When a primary voltage(electrical potential) is applied to a primary wire, current flows through the wire and generates an electrostatic field. 

By mounting a Hall Sensor device within this electrostatic field, current is then induced into the sensor material of the device.

This field then acts to induce a secondary current through the material of the Hall substrate material. 

The secondary current flows through an external resistor developing a secondary current into the secondary winding. This secondary current in turn produces a voltage across the wire that is proportional to the current in the primary wire. By placing an amplifier within the Hall Effect transducer, we increase the current by amplifying the signal and converting it into a secondary current(Is).

Therefore, the secondary current(Is) is exactly proportional to the primary current at any time. Output(Vm) is detected measured between the secondary current(Is) and an electrostatic potential developed across a measuring resistor(Rm).

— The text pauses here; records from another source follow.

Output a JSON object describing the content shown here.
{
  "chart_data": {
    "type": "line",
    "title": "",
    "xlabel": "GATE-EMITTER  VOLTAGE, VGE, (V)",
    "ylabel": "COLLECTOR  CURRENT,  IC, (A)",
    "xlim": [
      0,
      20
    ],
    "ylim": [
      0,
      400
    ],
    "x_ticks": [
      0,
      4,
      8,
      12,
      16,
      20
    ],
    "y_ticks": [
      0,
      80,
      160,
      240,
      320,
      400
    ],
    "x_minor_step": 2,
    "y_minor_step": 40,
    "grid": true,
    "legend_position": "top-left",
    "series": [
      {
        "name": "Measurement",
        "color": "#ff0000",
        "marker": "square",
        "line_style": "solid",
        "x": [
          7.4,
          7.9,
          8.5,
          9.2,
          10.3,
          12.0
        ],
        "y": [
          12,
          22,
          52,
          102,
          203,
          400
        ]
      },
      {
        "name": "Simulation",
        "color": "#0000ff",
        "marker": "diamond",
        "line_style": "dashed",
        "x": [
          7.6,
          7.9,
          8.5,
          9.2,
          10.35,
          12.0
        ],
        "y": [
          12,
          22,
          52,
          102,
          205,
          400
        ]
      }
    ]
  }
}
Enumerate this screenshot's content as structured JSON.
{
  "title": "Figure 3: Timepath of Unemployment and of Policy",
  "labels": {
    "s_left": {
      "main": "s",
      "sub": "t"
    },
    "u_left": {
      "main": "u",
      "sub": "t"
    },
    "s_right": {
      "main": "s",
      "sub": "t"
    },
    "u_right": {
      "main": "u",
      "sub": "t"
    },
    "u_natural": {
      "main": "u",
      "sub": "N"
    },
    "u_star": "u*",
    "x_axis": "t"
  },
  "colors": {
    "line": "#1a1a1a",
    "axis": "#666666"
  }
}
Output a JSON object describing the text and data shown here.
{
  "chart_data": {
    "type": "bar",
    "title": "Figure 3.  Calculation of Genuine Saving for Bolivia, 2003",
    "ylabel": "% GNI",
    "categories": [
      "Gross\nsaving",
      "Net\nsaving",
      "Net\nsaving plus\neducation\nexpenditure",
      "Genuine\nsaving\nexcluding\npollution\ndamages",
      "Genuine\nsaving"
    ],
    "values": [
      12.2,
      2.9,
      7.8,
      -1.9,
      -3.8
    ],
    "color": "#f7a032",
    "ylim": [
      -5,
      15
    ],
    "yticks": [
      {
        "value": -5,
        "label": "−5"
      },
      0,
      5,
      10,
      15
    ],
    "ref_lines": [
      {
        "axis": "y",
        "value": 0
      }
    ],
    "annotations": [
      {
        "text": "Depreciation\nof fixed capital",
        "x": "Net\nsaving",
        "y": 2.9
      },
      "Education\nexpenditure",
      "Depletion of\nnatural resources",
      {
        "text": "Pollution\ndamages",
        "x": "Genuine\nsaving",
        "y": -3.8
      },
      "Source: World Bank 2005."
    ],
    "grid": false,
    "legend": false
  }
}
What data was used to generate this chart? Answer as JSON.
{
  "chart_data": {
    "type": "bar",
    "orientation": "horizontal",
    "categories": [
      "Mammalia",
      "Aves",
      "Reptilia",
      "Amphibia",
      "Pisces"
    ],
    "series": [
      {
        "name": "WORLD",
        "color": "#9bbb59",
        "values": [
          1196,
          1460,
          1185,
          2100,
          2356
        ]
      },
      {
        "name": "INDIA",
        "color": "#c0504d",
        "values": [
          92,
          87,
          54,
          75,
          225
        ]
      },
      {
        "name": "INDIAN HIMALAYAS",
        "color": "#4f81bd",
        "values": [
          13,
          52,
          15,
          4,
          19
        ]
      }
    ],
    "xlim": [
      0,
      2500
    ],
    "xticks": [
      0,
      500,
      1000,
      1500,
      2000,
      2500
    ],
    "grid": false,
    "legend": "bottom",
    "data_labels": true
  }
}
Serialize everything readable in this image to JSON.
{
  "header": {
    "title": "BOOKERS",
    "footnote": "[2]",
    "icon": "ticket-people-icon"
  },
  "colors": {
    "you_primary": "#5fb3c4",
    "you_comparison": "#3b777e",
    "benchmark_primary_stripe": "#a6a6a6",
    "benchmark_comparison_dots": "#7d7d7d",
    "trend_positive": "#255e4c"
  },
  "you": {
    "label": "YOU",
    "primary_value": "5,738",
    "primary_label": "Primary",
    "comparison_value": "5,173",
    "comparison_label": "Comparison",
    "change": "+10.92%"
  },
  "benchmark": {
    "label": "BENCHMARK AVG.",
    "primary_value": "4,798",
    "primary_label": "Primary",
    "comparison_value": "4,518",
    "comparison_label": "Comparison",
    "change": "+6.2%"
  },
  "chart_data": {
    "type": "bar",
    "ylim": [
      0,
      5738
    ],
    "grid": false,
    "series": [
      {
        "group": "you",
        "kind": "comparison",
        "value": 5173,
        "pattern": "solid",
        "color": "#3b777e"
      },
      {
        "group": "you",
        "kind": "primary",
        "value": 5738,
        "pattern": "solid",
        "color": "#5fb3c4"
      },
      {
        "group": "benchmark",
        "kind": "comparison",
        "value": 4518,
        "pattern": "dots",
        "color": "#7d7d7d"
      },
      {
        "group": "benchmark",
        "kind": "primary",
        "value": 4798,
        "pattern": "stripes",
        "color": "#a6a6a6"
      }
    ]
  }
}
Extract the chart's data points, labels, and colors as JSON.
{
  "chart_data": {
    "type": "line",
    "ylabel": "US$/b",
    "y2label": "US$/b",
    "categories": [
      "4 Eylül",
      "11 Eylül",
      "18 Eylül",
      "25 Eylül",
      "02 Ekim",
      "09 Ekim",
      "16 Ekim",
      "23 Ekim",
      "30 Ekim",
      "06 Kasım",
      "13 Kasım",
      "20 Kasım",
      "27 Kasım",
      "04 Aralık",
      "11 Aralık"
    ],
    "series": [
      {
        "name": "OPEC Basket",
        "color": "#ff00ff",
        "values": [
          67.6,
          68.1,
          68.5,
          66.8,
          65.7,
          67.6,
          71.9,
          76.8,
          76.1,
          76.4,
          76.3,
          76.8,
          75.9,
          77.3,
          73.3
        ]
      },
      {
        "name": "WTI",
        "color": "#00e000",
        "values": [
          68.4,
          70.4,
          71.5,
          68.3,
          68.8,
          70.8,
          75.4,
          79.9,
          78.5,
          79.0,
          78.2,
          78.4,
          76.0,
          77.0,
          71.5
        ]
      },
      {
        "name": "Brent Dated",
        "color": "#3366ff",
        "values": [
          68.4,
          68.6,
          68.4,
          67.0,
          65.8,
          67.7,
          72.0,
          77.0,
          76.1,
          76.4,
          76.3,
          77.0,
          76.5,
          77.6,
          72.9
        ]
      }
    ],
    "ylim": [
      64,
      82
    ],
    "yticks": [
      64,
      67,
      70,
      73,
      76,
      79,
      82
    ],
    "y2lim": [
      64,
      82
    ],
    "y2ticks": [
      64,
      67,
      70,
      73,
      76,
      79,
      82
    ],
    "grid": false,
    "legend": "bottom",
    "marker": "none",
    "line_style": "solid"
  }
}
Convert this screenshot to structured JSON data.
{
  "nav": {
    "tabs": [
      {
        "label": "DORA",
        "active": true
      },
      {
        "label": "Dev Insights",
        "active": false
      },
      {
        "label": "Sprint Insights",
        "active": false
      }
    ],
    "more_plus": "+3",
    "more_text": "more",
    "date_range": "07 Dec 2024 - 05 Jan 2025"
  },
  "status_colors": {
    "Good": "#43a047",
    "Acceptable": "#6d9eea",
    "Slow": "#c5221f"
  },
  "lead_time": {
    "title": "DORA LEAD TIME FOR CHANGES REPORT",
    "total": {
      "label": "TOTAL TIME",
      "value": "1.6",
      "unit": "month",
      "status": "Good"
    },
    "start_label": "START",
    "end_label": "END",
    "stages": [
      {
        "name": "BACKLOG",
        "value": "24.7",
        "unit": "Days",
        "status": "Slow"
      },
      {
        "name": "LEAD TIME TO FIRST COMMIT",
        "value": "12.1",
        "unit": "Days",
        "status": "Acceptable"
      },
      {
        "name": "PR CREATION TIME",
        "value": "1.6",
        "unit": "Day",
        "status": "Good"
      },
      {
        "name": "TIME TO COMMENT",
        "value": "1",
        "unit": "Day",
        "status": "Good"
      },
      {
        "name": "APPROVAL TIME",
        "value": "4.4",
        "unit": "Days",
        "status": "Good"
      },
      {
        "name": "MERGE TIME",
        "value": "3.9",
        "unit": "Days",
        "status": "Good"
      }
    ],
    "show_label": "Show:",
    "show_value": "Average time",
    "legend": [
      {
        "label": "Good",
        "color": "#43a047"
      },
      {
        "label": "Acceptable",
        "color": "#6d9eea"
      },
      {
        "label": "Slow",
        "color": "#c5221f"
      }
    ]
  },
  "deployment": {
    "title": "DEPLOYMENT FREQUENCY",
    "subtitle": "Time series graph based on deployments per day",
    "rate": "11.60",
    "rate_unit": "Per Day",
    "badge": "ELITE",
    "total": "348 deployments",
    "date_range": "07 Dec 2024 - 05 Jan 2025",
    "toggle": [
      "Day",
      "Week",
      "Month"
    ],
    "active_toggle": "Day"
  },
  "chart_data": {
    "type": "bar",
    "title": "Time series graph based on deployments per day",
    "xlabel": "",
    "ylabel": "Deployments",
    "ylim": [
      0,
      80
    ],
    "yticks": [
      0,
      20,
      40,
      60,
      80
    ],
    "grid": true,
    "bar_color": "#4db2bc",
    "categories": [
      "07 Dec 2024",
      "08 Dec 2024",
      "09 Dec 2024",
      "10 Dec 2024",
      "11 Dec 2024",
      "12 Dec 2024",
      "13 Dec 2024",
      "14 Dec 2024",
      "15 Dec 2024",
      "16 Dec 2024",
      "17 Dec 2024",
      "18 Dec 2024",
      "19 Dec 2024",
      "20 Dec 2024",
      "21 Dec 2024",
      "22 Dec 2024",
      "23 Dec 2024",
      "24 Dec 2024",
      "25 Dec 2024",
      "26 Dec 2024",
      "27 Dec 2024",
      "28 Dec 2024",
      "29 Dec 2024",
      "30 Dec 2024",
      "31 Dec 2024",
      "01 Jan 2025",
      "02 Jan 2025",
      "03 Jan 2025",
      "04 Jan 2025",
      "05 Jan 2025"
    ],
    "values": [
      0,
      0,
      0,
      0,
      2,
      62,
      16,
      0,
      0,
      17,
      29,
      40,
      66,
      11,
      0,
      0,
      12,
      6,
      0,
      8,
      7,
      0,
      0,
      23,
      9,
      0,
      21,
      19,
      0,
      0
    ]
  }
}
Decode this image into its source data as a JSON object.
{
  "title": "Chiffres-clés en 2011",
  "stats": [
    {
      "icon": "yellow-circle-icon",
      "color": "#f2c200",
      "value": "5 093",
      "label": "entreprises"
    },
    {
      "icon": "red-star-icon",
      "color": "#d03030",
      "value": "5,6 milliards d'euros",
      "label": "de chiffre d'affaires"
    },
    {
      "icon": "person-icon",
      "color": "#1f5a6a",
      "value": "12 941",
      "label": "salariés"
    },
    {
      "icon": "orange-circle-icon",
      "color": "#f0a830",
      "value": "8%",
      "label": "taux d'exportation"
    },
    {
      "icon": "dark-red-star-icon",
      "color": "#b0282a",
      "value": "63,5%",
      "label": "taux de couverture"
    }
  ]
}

Our Isolation Amplifier Technology Voltage Sensors – iSaST EVS Series begins with an internal resistor network. This network measures DC voltage by directly contacting both the Positive High Voltage(+HT) and the Negative High Voltage(-HT). 

This voltage signal is transmitted to the secondary side of the sensor through an insulated transformer that isolates the Primary High Voltage from the Secondary Low Voltage. The resulting signal is then converted through an amplifier into either a current or a Voltage signal. Therefore, the circuit converts a primary voltage into a secondary current or voltage that is proportional to the input.